Ronaldo Luis Nazário de Lima avait un rêve : rencontrer Jean-Paul II. Et Il Fenomeno a débarqué à Milan, l'a mis à ses pieds et a pu accéder au Vatican, à quelques semaines de filer en France disputer la Coupe du monde 1998. Un duel au sommet entre respect et un Karol Wojtyla plus Valérie Fourneyron qu'admiratif. Chronique.

Ronaldo n’a jamais joué avec une calotte sur la tête. Il n’en a jamais eu besoin. Il lui suffisait de laisser parler son instinct, de laisser aller le génie et de ralentir le temps à sa façon. Lui explique les choses différemment : « J’avais plutôt l’impression qu’il y avait tout le temps deux lions qui couraient derrière moi et que je devais faire les choses le plus rapidement possible pour ne pas être mangé. » Lorsqu’il arrive à Milan à l’été 1997 pour rejoindre l’Inter, Ronaldo a déjà un monde à ses pieds. L’attaquant brésilien a retourné Barcelone avec des stats délirantes en l’espace d’une seule saison et l’Italie n’est alors qu’une terre de plus à conquérir. Il y a les sceptiques face à la rigueur défensive de la Serie A, mais Ronaldo s’en fiche.

Il ne vit que pour créer, toujours plus, et n’a finalement pour seule limite qu’un genou qui n’a pas encore craqué. À cette époque, le championnat d’Italie rigolait très peu. Alors, le dauphin de Sammer au Ballon d’or 96 lui a donné le sourire : avec un record de buts pour une première saison en Serie A (25 buts), en grattant le surnom de Fenomeno après un triplé contre Piacenza en coupe, mais aussi en humiliant la Lazio de Sven-Göran Eriksson (3-0) un soir de finale de Coupe de l’UEFA au Parc des Princes. Voilà comment le 6 mai 1998, Ronaldo a remporté son deuxième trophée européen consécutif, après une Coupe des coupes avec le Barça contre le PSG (1-0).
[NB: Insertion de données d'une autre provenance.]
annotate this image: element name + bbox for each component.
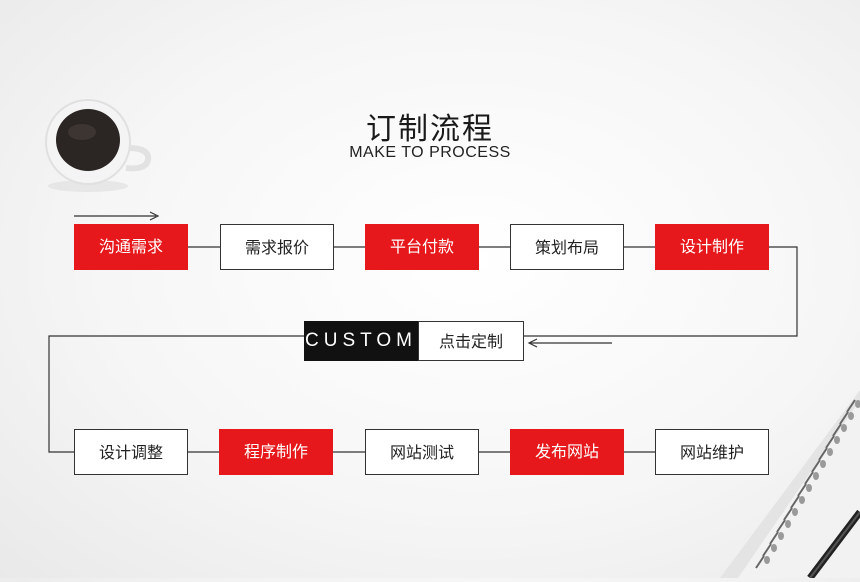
step-program-development[interactable]: 程序制作 bbox=[219, 429, 333, 475]
step-platform-payment[interactable]: 平台付款 bbox=[365, 224, 479, 270]
step-design-production[interactable]: 设计制作 bbox=[655, 224, 769, 270]
step-communicate-needs[interactable]: 沟通需求 bbox=[74, 224, 188, 270]
coffee-cup-icon bbox=[40, 96, 160, 200]
step-website-testing[interactable]: 网站测试 bbox=[365, 429, 479, 475]
step-requirement-quote[interactable]: 需求报价 bbox=[220, 224, 334, 270]
step-website-maintenance[interactable]: 网站维护 bbox=[655, 429, 769, 475]
custom-tag: CUSTOM bbox=[304, 321, 418, 361]
step-planning-layout[interactable]: 策划布局 bbox=[510, 224, 624, 270]
page-subtitle: MAKE TO PROCESS bbox=[349, 144, 511, 161]
click-to-customize-button[interactable]: 点击定制 bbox=[418, 321, 524, 361]
step-design-adjustment[interactable]: 设计调整 bbox=[74, 429, 188, 475]
step-publish-website[interactable]: 发布网站 bbox=[510, 429, 624, 475]
spiral-notebook-icon bbox=[690, 380, 860, 582]
page-title: 订制流程 bbox=[366, 112, 494, 147]
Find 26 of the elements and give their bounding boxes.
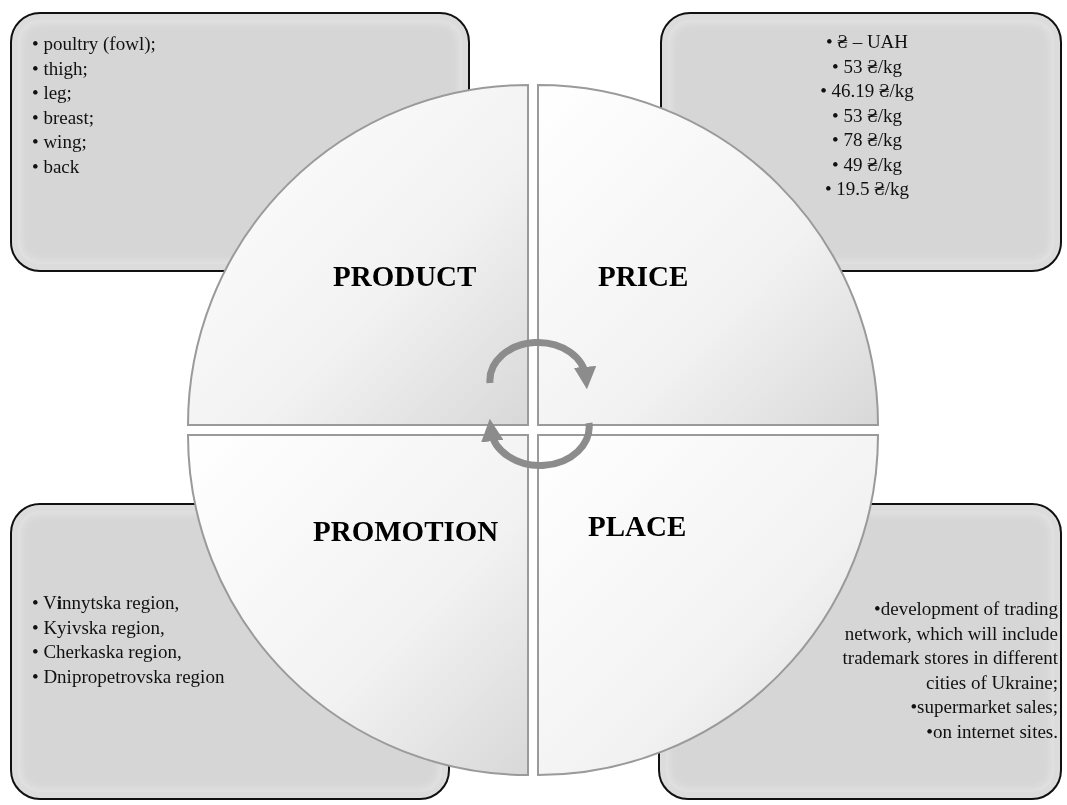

Mais le gamin de vingt et un ans rêve alors d’un autre honneur. Enfiler une soutane ? Non, ce serait trop simple.

Jean-Paul II, le gardien de but

Lui a changé de monde depuis maintenant plus de vingt ans et a alors soixante-dix-huit ans. Chacune de ses apparitions soulève également les foules, mais pour d’autres raisons. Enfant, Jean-Paul II, qui était alors Karol Wojtyla, cavalait dans les rues de Wadowice avec des gants au bout des mains et ses chaussures de montagne à clous pour remplacer des crampons trop chers. On parle de lui comme du premier pape judéo-compatible qui s’amusait souvent à « remplacer le gardien de but de l’équipe juive, le fils du dentiste de la ville » , comme l’explique le journaliste Bernard Lecomte, auteur d’une biographie consacrée à Jean-Paul II.

Le jeune homme est alors un suiveur avisé du club de Cracovia où il suivit son père en août 1938 pour suivre des études de lettres. Le foot a toujours eu une place particulière pour Karol Wojtyla, entre les matchs avec les autres séminaristes à Cracovie pendant la guerre, les réceptions d’équipes au Vatican, la messe donnée sous la pluie du Camp Nou en novembre 1982 – qui lui a valu de recevoir la carte de socio n°108 000 des mains du président du Barça, Josep Lluís Nuñez -, et sa place de membre d’honneur de sept clubs européens dont le Borussia Dortmund et Schalke 04 comme l’expliquait le Guardian en 2005. La rumeur raconte même qu’une fois au Vatican, de 1978 jusqu’à sa mort il y a onze ans, le pape Jean-Paul II n’a jamais raté une finale de Coupe du monde. Donc, si la légende dit vraie, il n’a pas raté celle du 12 juillet 1998. Avec un œil différent, sûrement, lui qui avait expliqué lors d’une messe donnée au stade Olympique de Rome que « les rythmes de la société moderne et de certaines activités compétitives pourraient parfois faire oublier au chrétien la nécessité de participer à la messe du dimanche » .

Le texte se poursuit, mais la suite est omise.